The Fed Faces A "Complete Nightmare": Convincing The Public That Higher Inflation Is Good

• Zero Hedge - Tyler Durden

Yesterday we explained why Bank of America, a contrarian voice among Wall Street banks, believes that hopes for an explicit announcement of Average Inflation Targeting (AIT) by Jerome Powell in his highly-anticipated speech titled "Monetary Policy Framework Review" to be delivered at 910am on Thursday which wraps up an examination of inflation which started in early 2019 among both among central bank officials and the public, will be a disappointment.

The first reason that an explicit policy would entail picking a specific time period over which PCE inflation is required to average 2% before beginning a policy normalization (hiking) process. This is a problem, because in simulations conducted by the BofA rates team, it found this could in require the Fed to remain on hold for 42 years!

Furthermore, explicit AIT could also cripple the Fed's already waning credibility, not least of all because "it would also bring up difficult issues around the appropriate time period to calculate averages and the maximum realized inflation rates the Fed would tolerate while the average climbs higher." Ultimately, BofA concludes that an explicit policy of AIT could greatly complicate both Fed communication and logistics. This would risk a reduction in the Fed's credibility, which is already vulnerable given:

-the market's pricing of inflation expectations well below 2% for the next 30 years, and

-its decade-long miss in achieving its inflation mandate

Explicit policies aside, there is the question of just what mere "forward guidance" and jawboning can do when the Fed is already at the limit of its firepower, and according to some has even crossed into illegal territory by purchasing corporate bonds. In other words, "the market is overhyping the Fed's ability to change the course of inflation in the future, under any policy." Here's why:

To begin with, interest rates are already close to 0 across the entire Treasury curve.

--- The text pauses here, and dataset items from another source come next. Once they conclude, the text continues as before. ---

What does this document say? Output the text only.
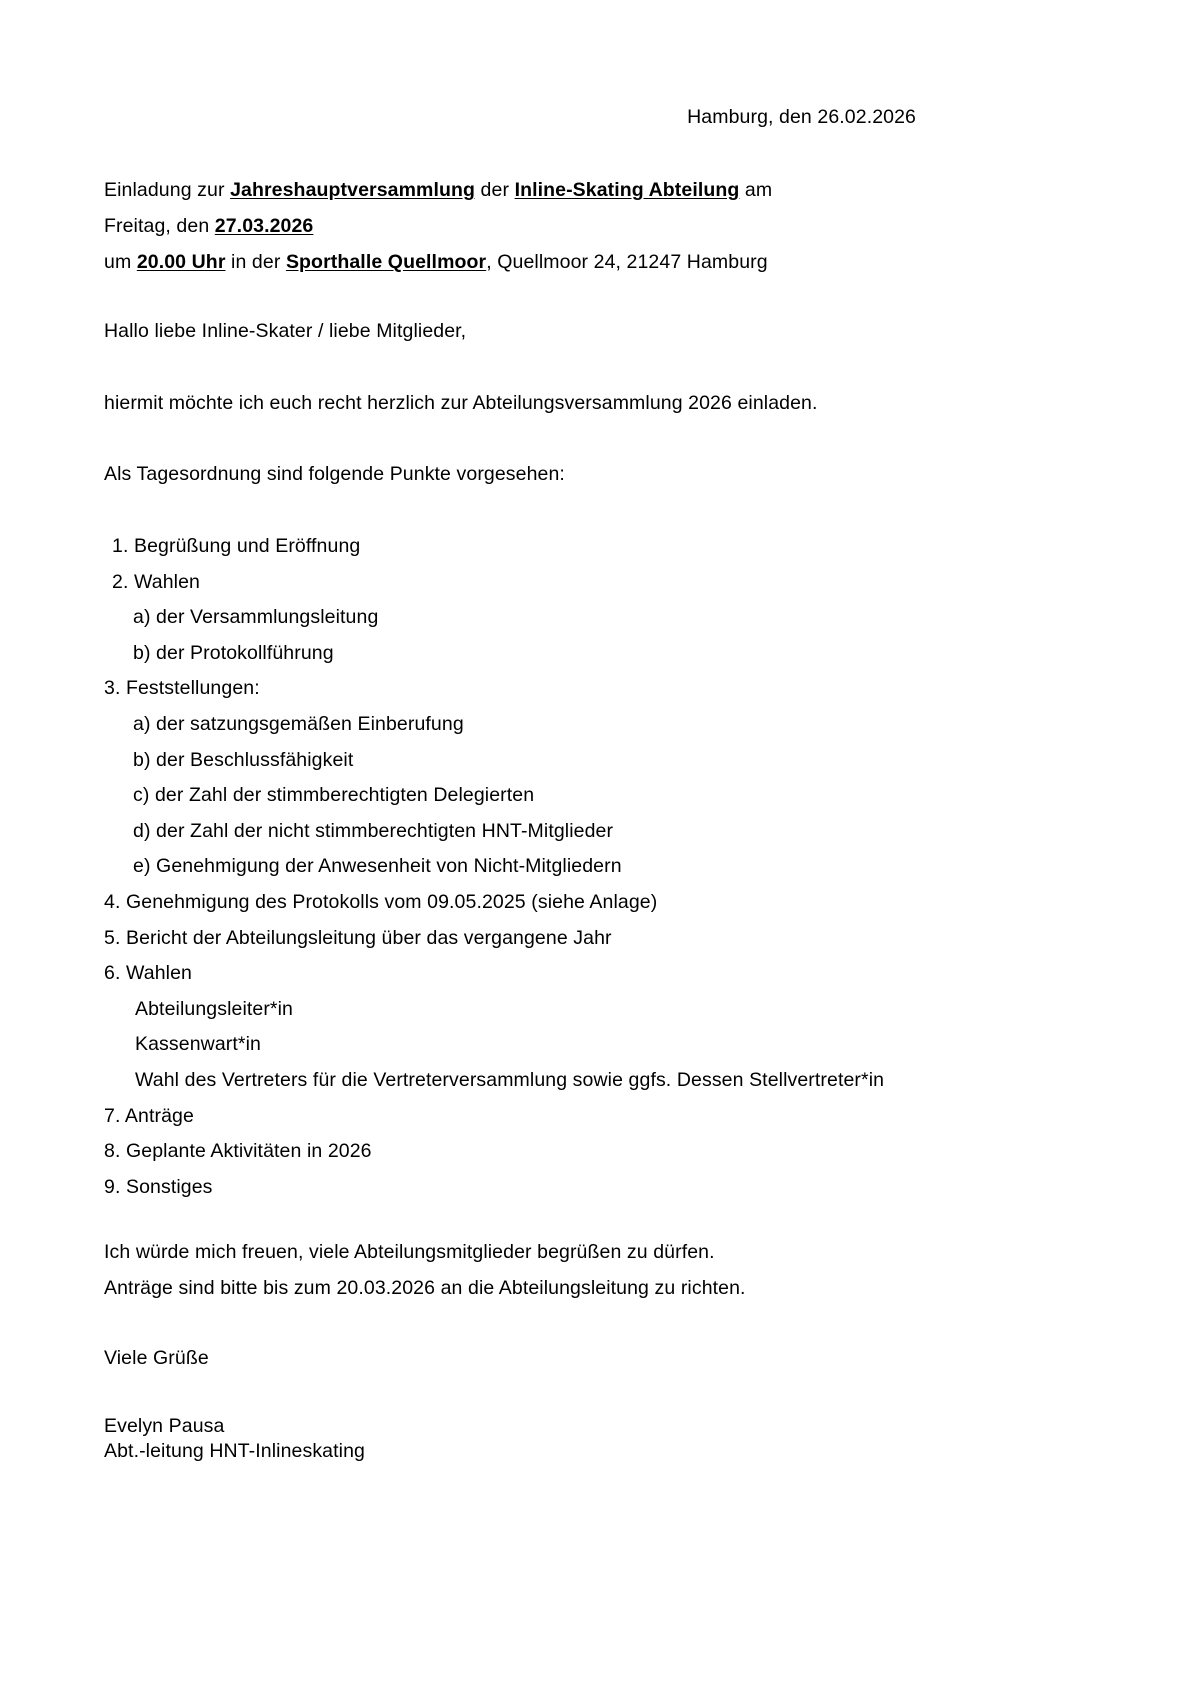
Hamburg, den 26.02.2026
Einladung zur Jahreshauptversammlung der Inline-Skating Abteilung am
Freitag, den 27.03.2026
um 20.00 Uhr in der Sporthalle Quellmoor, Quellmoor 24, 21247 Hamburg
Hallo liebe Inline-Skater / liebe Mitglieder,
hiermit möchte ich euch recht herzlich zur Abteilungsversammlung 2026 einladen.
Als Tagesordnung sind folgende Punkte vorgesehen:
1. Begrüßung und Eröffnung
2. Wahlen
a) der Versammlungsleitung
b) der Protokollführung
3. Feststellungen:
a) der satzungsgemäßen Einberufung
b) der Beschlussfähigkeit
c) der Zahl der stimmberechtigten Delegierten
d) der Zahl der nicht stimmberechtigten HNT-Mitglieder
e) Genehmigung der Anwesenheit von Nicht-Mitgliedern
4. Genehmigung des Protokolls vom 09.05.2025 (siehe Anlage)
5. Bericht der Abteilungsleitung über das vergangene Jahr
6. Wahlen
Abteilungsleiter*in
Kassenwart*in
Wahl des Vertreters für die Vertreterversammlung sowie ggfs. Dessen Stellvertreter*in
7. Anträge
8. Geplante Aktivitäten in 2026
9. Sonstiges
Ich würde mich freuen, viele Abteilungsmitglieder begrüßen zu dürfen.
Anträge sind bitte bis zum 20.03.2026 an die Abteilungsleitung zu richten.
Viele Grüße
Evelyn Pausa
Abt.-leitung HNT-Inlineskating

The principle of monetary easing is to increase aggregate demand by lowering the cost of funding, theoretically increasing borrowing for spending and investment. But at the current low rates, even if the Fed were to set all Treasury rates to 0bp, how many new borrowers and spenders would emerge? This is the problem of the zero lower bound that has worried the Fed and other central banks for years. The incremental ability to ease, without adopting deeply negative rates, is limited.